We are coming into that season where those of us who celebrate Christmas are constantly asking ourselves (and each other) “Are you ready?” Am I ready? Have I done enough, prepared enough, remembered everyone, BOUGHT ENOUGH? Are you done? Have you wrapped? Are your cards out?
This weekend, it was put to me that maybe we should ask ourselves a different question. Am I awake? Perhaps our To Do lists and our Not Done lists and our “I will beat myself up over this later because I do not have time” lists are preventing us from being awake and alive to the beauty of the coming year? It’s a whole new year. Anything can happen. Anything at all. It may be a great year or a terrible year or one of the many wonderful wonderful years that are neither.
I know every year I talk about this Debt Free Holiday thing, but I usually ignore our emotional debts. We think about being frugal with our money and using our time efficiently, but do we think about the way we spend our spirits? The constant struggle to “keep up,” to be “ready” is draining. It batters us, and it’s a burden we don’t share with our families. Every single woman I know carries this load alone, sometimes even with the added burden of criticism from a spouse who doesn’t understand why it’s important. It’s a bigger load at holiday time, but we carry it all year.

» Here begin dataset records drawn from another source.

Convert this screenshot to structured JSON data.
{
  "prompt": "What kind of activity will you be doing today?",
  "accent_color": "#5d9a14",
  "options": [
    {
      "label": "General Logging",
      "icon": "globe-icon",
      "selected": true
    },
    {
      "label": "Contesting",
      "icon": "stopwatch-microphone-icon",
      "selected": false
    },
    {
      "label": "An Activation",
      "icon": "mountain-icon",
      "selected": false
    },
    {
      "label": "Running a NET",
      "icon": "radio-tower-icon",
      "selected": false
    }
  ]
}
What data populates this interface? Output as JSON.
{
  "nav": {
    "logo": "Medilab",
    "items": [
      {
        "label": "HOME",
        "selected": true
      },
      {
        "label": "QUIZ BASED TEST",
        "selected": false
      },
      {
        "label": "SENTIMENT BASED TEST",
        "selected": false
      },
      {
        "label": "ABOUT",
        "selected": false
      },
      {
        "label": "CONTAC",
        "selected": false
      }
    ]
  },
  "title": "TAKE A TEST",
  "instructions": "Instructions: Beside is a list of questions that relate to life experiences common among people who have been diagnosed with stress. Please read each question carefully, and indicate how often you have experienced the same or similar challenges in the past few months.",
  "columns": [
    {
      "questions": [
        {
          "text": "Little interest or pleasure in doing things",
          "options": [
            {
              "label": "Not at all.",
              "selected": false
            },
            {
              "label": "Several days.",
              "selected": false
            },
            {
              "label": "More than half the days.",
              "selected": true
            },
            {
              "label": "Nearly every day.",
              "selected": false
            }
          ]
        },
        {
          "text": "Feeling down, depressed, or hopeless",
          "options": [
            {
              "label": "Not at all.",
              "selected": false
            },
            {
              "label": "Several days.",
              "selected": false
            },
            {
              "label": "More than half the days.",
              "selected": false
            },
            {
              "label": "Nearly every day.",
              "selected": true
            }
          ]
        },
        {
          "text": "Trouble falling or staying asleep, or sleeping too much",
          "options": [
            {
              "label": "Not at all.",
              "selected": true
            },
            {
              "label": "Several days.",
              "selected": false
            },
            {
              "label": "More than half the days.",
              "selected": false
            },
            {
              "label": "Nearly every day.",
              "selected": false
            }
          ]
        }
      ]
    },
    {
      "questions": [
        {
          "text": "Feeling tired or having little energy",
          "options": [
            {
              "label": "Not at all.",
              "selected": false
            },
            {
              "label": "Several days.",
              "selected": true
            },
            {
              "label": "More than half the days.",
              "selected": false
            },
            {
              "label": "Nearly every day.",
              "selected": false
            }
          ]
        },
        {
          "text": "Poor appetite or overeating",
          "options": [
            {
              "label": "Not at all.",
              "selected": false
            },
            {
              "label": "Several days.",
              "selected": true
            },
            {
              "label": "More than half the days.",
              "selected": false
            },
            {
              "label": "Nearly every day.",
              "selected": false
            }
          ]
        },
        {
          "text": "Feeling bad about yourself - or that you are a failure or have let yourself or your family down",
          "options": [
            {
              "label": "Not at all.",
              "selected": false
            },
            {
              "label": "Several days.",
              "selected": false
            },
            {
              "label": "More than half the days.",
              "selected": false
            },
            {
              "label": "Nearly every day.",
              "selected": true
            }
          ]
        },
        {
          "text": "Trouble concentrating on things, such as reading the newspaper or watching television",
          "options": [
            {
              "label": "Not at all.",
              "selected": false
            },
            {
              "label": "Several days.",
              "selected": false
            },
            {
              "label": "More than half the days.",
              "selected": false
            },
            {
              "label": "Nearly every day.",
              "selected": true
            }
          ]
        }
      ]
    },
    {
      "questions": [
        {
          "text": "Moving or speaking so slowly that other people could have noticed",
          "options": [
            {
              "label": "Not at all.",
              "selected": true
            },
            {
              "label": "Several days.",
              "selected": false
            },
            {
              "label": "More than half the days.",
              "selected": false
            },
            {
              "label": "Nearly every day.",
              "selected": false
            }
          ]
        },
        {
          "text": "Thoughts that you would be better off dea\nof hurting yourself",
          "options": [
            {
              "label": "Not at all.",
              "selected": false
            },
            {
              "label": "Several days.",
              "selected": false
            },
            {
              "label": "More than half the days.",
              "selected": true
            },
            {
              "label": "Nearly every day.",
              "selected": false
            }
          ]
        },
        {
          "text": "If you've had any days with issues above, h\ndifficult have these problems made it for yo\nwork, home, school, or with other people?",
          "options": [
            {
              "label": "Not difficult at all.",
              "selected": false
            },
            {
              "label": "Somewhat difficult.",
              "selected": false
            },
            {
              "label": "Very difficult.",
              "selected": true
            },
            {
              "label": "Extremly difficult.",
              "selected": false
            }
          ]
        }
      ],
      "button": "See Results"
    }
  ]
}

This year, I want to put that burden down. Let’s take shortcuts. Let’s delegate. Let’s have time for coffee dates and spontaneity and feeding the hungry and lending a hand. Let’s be awake and alive to the possibilities- because maybe, as my dear friend Holly has said, maybe the mistake we make is in thinking that it matters whether we are “ready.” There are times when all the preparation in the world is not enough. There are times when not being prepared is nowhere near as important as being present. What if, in the end, what we should have done is make sure we are there for each other? What if we declare this the year of the kitchen door? You remember, right? When I was a kid, real friends came and knocked on the back door- the one that opens into the kitchen. Because they knew that’s where they’d find you. In the kitchen, the heart of the home, where the memories are made. Where the love is. Not in the front room, or at the decked out front door. Our real friends all knew that we were in the back. In the cozy part of the house where the day to day happens.
So no, I’m not ready. But come knock on my kitchen door and let’s have coffee. We can be unready and alive and awake together. And it will be beautiful.